# Census API Basics

This notebook demonstrates how to access and work with the Census Bureau API. You'll learn:
- How to set up your Census API key
- Basic API query structure
- Different Census datasets available
- Common data variables and their meanings

In [None]:
# Import required libraries
import os
import pandas as pd
from census import Census
import requests

# Set up warning handling
import warnings
warnings.filterwarnings('ignore')

## Setting Up Your Census API Key

To use the Census Bureau API, you need an API key. Get one for free at:
https://api.census.gov/data/key_signup.html

In [None]:
# Get Census API key from environment variable
api_key = os.getenv('CENSUS_API_KEY')

# If not set in environment, you can enter it here
if not api_key:
    api_key = input('Enter your Census API key: ')

# Initialize Census API client
c = Census(api_key)

## Available Census Datasets

The Census Bureau provides several datasets:
- ACS (American Community Survey): 1-year and 5-year estimates
- Decennial Census: Complete count every 10 years
- Population Estimates
- Economic Indicators

Let's explore how to access each type.

In [None]:
# Example queries for different datasets

# 1. ACS 5-year estimates (most detailed, most reliable)
acs5_example = c.acs5.state(('NAME', 'B01003_001E'), '06', year=2019)
print("ACS 5-year estimate (2019) - California population:")
print(f"{int(acs5_example[0]['B01003_001E']):,}\n")

# 2. ACS 1-year estimates (most current, but less reliable for small areas)
try:
    acs1_example = c.acs1.state(('NAME', 'B01003_001E'), '06', year=2019)
    print("ACS 1-year estimate (2019) - California population:")
    print(f"{int(acs1_example[0]['B01003_001E']):,}\n")
except:
    print("ACS 1-year data not available for this query\n")

# 3. Population estimates
pop_example = c.pep.population(vars=('POP', 'NAME'), geo={'for': 'state:06'})
print("Population estimate - California:")
print(f"{int(pop_example[0]['POP']):,}\n")

## Understanding Census Variables

Census variables are coded. Here's how to find and use common variables:
- B01003_001E: Total population
- B19013_001E: Median household income
- B01002_001E: Median age
- B02001_002E: White alone population
- B02001_003E: Black alone population

In [None]:
# Let's create a function to fetch multiple variables at once
def get_demographic_snapshot(state_fips):
    variables = (
        'NAME',
        'B01003_001E',  # Total population
        'B19013_001E',  # Median household income
        'B01002_001E',  # Median age
        'B02001_002E',  # White alone
        'B02001_003E'   # Black alone
    )
    
    data = c.acs5.state(variables, state_fips, year=2019)
    return pd.DataFrame(data)

# Get data for California (06) and New York (36)
states = ['06', '36']
all_data = pd.concat([get_demographic_snapshot(state) for state in states])

# Clean up column names
all_data = all_data.rename(columns={
    'B01003_001E': 'total_population',
    'B19013_001E': 'median_household_income',
    'B01002_001E': 'median_age',
    'B02001_002E': 'white_population',
    'B02001_003E': 'black_population'
})

# Convert to numeric
numeric_cols = ['total_population', 'median_household_income', 'median_age', 
                'white_population', 'black_population']
all_data[numeric_cols] = all_data[numeric_cols].apply(pd.to_numeric)

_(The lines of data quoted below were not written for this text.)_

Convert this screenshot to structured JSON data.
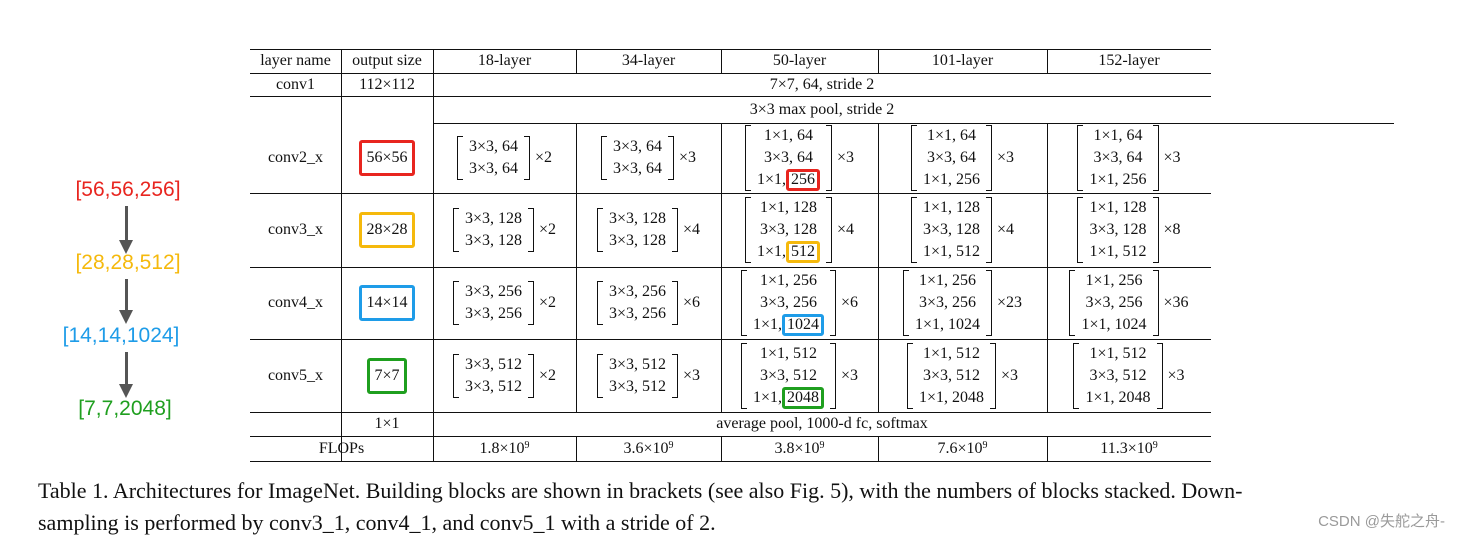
{
  "colors": {
    "red": "#e8251f",
    "yellow": "#f5b90c",
    "blue": "#1e9ce8",
    "green": "#1f9f1f",
    "arrow": "#555555"
  },
  "diagram": {
    "labels": [
      "[56,56,256]",
      "[28,28,512]",
      "[14,14,1024]",
      "[7,7,2048]"
    ],
    "arrow_icon": "down-arrow-icon"
  },
  "table": {
    "headers": [
      "layer name",
      "output size",
      "18-layer",
      "34-layer",
      "50-layer",
      "101-layer",
      "152-layer"
    ],
    "conv1": {
      "name": "conv1",
      "size": "112×112",
      "spec": "7×7, 64, stride 2"
    },
    "maxpool": "3×3 max pool, stride 2",
    "stages": [
      {
        "name": "conv2_x",
        "size": "56×56",
        "b18": [
          "3×3, 64",
          "3×3, 64"
        ],
        "m18": "×2",
        "b34": [
          "3×3, 64",
          "3×3, 64"
        ],
        "m34": "×3",
        "b50": [
          "1×1, 64",
          "3×3, 64"
        ],
        "b50_last_pre": "1×1,",
        "b50_last_hl": "256",
        "m50": "×3",
        "b101": [
          "1×1, 64",
          "3×3, 64",
          "1×1, 256"
        ],
        "m101": "×3",
        "b152": [
          "1×1, 64",
          "3×3, 64",
          "1×1, 256"
        ],
        "m152": "×3"
      },
      {
        "name": "conv3_x",
        "size": "28×28",
        "b18": [
          "3×3, 128",
          "3×3, 128"
        ],
        "m18": "×2",
        "b34": [
          "3×3, 128",
          "3×3, 128"
        ],
        "m34": "×4",
        "b50": [
          "1×1, 128",
          "3×3, 128"
        ],
        "b50_last_pre": "1×1,",
        "b50_last_hl": "512",
        "m50": "×4",
        "b101": [
          "1×1, 128",
          "3×3, 128",
          "1×1, 512"
        ],
        "m101": "×4",
        "b152": [
          "1×1, 128",
          "3×3, 128",
          "1×1, 512"
        ],
        "m152": "×8"
      },
      {
        "name": "conv4_x",
        "size": "14×14",
        "b18": [
          "3×3, 256",
          "3×3, 256"
        ],
        "m18": "×2",
        "b34": [
          "3×3, 256",
          "3×3, 256"
        ],
        "m34": "×6",
        "b50": [
          "1×1, 256",
          "3×3, 256"
        ],
        "b50_last_pre": "1×1,",
        "b50_last_hl": "1024",
        "m50": "×6",
        "b101": [
          "1×1, 256",
          "3×3, 256",
          "1×1, 1024"
        ],
        "m101": "×23",
        "b152": [
          "1×1, 256",
          "3×3, 256",
          "1×1, 1024"
        ],
        "m152": "×36"
      },
      {
        "name": "conv5_x",
        "size": "7×7",
        "b18": [
          "3×3, 512",
          "3×3, 512"
        ],
        "m18": "×2",
        "b34": [
          "3×3, 512",
          "3×3, 512"
        ],
        "m34": "×3",
        "b50": [
          "1×1, 512",
          "3×3, 512"
        ],
        "b50_last_pre": "1×1,",
        "b50_last_hl": "2048",
        "m50": "×3",
        "b101": [
          "1×1, 512",
          "3×3, 512",
          "1×1, 2048"
        ],
        "m101": "×3",
        "b152": [
          "1×1, 512",
          "3×3, 512",
          "1×1, 2048"
        ],
        "m152": "×3"
      }
    ],
    "final": {
      "size": "1×1",
      "spec": "average pool, 1000-d fc, softmax"
    },
    "flops": {
      "label": "FLOPs",
      "base": "×10",
      "exp": "9",
      "values": [
        "1.8",
        "3.6",
        "3.8",
        "7.6",
        "11.3"
      ]
    }
  },
  "caption": {
    "line1": "Table 1. Architectures for ImageNet. Building blocks are shown in brackets (see also Fig. 5), with the numbers of blocks stacked. Down-",
    "line2": "sampling is performed by conv3_1, conv4_1, and conv5_1 with a stride of 2."
  },
  "watermark": "CSDN @失舵之舟-"
}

print("Demographic snapshot for California and New York:")
print(all_data)

## Error Handling and Best Practices

1. Always check your API rate limits
2. Use try/except blocks for robust code
3. Cache results for frequently used queries
4. Be mindful of data vintage (reference year)

In [None]:
# Example of proper error handling and caching
import json
from pathlib import Path
import time

def get_cached_data(cache_file, fetch_func):
    # Check if cached data exists and is less than 1 day old
    cache_path = Path(cache_file)
    if cache_path.exists() and (time.time() - cache_path.stat().st_mtime < 86400):
        with open(cache_file, 'r') as f:
            return pd.DataFrame(json.load(f))
    
    # If no cache or old cache, fetch new data
    try:
        data = fetch_func()
        # Save to cache
        with open(cache_file, 'w') as f:
            json.dump(data.to_dict(), f)
        return data
    except Exception as e:
        print(f"Error fetching data: {str(e)}")
        # If error occurs and cache exists, use old cache
        if cache_path.exists():
            with open(cache_file, 'r') as f:
                return pd.DataFrame(json.load(f))
        raise

# Example usage
def fetch_state_populations():
    return pd.DataFrame(c.acs5.state(('NAME', 'B01003_001E'), '*', year=2019))

# Get data with caching
try:
    pop_data = get_cached_data('../output/state_populations_cache.json', fetch_state_populations)
    print("Successfully retrieved population data!")
    print(f"Number of states/territories: {len(pop_data)}")
except Exception as e:
    print(f"Failed to retrieve data: {str(e)}")